The evidence of global warming is overwhelming. There is, indeed, a lot we don’t know. As Michigan State’s Tom Dietz says, “What we know about climate change is both complex and uncertain.” Yet there is good reason to believe that it will affect many critical elements of Michigan’s life and economy. That’s why I think MSU’s Global Warming and the Great Lakes Conference this week will be critically important. That is, if influential people pay attention. It will feature some of the leading experts on various aspects of climate change, who have studied how it affects everything from agriculture to snow.
But I think that conferences like this can also be harmful, if they become a substitute for action rather than a spur. The time-honored solution for the cowardly, the indecisive and those who know they are wrong always has been to say that something needs more study. The tobacco industry did that for decades. We’ve been studying global warming to death.

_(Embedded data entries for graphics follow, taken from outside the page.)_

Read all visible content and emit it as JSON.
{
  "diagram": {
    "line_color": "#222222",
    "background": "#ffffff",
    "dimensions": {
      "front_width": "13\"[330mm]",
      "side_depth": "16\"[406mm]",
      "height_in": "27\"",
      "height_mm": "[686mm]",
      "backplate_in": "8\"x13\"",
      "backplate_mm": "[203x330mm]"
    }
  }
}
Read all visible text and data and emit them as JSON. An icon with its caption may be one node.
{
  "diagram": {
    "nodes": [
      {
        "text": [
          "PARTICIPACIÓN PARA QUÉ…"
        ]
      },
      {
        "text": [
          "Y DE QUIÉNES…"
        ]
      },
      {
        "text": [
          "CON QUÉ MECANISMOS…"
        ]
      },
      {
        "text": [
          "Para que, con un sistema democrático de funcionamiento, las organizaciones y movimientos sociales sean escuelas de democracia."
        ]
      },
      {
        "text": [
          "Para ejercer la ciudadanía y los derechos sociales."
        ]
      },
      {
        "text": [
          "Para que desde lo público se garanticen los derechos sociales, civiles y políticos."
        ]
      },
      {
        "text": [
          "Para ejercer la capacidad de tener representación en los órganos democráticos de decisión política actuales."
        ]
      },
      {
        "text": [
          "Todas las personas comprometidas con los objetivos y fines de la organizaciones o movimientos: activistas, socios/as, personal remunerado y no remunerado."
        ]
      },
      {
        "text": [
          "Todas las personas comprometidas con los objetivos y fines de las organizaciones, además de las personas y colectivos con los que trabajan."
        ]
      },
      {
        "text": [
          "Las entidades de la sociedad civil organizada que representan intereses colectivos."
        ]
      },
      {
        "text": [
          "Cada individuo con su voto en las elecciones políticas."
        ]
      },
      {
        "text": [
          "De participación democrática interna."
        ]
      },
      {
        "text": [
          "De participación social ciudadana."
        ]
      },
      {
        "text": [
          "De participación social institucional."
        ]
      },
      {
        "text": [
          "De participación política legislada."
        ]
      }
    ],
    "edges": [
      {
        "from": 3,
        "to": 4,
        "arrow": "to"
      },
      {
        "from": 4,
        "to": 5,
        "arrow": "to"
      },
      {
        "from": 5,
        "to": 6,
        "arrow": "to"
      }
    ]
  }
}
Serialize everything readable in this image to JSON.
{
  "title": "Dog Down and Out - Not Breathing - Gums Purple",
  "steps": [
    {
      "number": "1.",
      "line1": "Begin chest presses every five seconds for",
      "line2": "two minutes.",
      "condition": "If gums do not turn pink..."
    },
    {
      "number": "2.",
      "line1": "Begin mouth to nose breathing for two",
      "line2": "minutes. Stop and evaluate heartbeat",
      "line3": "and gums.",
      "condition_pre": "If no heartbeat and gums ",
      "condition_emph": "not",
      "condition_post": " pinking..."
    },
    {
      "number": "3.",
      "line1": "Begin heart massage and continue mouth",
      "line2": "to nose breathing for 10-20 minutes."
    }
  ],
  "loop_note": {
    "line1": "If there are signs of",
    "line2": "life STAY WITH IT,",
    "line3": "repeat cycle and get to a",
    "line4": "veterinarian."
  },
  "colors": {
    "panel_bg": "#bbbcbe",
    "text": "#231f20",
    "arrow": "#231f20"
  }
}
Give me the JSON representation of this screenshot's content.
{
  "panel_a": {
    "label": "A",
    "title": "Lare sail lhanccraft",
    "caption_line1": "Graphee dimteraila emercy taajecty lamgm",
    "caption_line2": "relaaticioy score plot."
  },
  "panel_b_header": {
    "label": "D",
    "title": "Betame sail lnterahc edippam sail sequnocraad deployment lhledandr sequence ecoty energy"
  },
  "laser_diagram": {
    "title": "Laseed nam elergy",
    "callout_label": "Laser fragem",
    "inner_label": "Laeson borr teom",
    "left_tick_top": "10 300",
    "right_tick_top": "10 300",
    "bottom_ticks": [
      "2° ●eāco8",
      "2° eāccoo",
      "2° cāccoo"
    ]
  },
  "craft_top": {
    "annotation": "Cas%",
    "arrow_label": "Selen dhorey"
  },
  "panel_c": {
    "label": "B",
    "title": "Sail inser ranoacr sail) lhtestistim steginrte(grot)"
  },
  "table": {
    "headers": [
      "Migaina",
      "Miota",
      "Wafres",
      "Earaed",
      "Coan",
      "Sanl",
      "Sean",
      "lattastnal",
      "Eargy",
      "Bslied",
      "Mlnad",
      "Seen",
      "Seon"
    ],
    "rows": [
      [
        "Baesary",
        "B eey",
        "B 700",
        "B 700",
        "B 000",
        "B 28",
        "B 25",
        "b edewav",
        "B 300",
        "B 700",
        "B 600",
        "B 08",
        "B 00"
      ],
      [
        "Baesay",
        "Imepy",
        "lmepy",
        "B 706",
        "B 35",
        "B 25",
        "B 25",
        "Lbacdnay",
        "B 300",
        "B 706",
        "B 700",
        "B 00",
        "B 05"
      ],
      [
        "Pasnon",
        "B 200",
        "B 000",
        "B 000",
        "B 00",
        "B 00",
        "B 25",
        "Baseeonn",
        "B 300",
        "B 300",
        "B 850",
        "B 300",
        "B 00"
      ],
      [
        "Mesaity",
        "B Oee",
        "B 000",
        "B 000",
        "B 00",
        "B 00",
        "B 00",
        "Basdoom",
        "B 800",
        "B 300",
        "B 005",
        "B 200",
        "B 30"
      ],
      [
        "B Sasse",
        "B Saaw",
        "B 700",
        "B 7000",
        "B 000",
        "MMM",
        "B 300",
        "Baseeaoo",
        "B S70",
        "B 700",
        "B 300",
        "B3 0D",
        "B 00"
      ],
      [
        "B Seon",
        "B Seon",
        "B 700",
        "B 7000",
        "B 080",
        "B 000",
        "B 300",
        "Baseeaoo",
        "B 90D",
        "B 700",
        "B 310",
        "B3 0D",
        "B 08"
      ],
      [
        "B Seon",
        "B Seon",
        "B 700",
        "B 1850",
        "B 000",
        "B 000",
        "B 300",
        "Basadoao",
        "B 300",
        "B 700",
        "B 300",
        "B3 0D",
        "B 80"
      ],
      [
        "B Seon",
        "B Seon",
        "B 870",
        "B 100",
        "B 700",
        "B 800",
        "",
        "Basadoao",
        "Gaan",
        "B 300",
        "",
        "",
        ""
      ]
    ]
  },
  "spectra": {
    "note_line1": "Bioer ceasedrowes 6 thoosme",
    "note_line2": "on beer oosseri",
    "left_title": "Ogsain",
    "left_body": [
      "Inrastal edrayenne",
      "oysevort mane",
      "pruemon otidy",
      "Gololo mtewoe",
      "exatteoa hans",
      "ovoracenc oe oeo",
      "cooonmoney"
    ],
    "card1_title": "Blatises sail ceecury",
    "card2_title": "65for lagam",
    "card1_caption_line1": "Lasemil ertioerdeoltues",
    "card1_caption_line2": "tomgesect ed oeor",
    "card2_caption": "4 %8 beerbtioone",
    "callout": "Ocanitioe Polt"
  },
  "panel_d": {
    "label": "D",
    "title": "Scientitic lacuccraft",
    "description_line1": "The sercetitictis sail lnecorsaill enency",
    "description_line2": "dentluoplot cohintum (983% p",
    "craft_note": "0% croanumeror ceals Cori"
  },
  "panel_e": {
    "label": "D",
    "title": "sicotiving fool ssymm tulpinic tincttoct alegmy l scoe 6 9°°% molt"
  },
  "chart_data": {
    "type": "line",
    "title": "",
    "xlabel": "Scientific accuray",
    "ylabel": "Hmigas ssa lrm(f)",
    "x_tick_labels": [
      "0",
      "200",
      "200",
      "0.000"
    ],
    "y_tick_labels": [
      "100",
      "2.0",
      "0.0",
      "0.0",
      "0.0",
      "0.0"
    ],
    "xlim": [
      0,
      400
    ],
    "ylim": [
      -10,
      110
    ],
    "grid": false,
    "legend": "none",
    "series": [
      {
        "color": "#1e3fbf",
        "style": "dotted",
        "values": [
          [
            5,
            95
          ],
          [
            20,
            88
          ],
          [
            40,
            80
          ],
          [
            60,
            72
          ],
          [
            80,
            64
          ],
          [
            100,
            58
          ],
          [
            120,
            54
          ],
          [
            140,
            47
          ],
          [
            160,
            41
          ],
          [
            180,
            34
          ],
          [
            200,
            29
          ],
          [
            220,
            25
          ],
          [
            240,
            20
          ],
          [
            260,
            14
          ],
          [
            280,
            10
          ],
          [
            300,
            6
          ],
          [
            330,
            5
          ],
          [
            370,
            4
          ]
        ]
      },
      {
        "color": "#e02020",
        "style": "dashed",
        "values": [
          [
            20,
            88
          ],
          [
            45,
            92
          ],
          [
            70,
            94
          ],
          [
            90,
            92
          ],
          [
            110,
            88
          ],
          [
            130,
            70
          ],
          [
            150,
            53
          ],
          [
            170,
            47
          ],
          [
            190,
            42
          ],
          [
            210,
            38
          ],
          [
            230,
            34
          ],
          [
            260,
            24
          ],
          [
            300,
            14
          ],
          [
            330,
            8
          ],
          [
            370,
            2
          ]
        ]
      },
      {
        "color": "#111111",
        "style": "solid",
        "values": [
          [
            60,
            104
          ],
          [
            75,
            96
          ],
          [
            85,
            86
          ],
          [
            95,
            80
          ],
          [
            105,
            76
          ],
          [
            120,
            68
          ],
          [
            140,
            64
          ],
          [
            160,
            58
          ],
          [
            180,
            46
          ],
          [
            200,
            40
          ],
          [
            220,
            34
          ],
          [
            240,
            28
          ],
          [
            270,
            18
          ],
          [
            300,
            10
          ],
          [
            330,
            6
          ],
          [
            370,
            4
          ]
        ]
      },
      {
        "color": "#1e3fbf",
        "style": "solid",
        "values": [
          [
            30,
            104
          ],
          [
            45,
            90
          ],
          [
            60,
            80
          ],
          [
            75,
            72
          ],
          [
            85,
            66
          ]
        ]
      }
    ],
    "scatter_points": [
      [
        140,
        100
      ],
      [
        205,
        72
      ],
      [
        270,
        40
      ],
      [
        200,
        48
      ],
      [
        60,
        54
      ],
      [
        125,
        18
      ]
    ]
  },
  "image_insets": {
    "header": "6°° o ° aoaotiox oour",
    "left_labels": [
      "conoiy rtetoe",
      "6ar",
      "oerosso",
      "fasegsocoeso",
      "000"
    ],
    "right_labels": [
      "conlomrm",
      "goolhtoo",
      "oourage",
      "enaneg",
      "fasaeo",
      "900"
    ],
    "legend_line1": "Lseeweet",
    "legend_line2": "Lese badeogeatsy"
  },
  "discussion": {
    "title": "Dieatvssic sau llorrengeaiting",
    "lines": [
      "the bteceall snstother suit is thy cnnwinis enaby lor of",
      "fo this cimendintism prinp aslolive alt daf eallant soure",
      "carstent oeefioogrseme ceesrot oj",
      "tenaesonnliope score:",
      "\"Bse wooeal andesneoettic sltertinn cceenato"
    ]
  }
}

No, we don’t know everything. We will never know everything. We do know is that the more we spew greenhouse gases into the atmosphere, the worse it gets for everybody. We also know there are things we can do about that, with vehicle emissions, for example. Yes, there will be people who will fight this because they care more about short-term profits.Perhaps what we need is a huge fight, and leaders who aren’t afraid of one.
Franklin D. Roosevelt, a man without the use of his legs, had more backbone than our last three presidents combined. He loved “to roll up my sleeves instead of twiddling my thumbs.”
“I would like it said of my first administration that in it the forces of selfishness and lust for power met their match,“ he said. “I would like it said of my second that in it they met their master.” I can’t imagine anyone with the guts to say that today.
FDR never heard of global warming. But he knew about big problems. A reporter once asked him what his ideology was. “I try something, and if it doesn’t work, I try something else.” If you need an ideology to save the planet, that sounds like a pretty good one to me.
Ahh...the DEBATE about climate change.
I've been wondering why there is a "debate" ever since we had that giant "Ozone Hole" over Antarctica. That was a long time ago, now.
In fact, if you use your brain, it is rather simplistic to conclude that it is impossible that global warming is not happening.
The atmosphere is a substance. Greenhouse gasses are other substances. Anytime you put two different substances together, the stuff that results will behave differently than either of the parts you put together. This is a fact of science. Keep in mind that, if that didn't happen, it would be physically impossible to brew a cup of tea. This scientific fact was first observed when people invented tea several thousand years ago...probably even before. Our politicians could really stand to get with the times already.
But, moving along...I once saw a science fiction movie about global warming. This was a "worst-case" scenario movie. During the movie, there were several politicians that did not believe or care about global warming. They fought for the big bad companies until the planet was almost destroyed. At the end of the movie, a rebel group captured one of the politicians, and used a helicopter to fly directly to the middle of what used to be the great lakes, before they boiled off. The rebels left the politician in the middle of the new desert to die of thirst and heat exhaustion, and he did. If we don't stop global warming soon, then I hope to God that our politicians live until a time when that can happen to them too.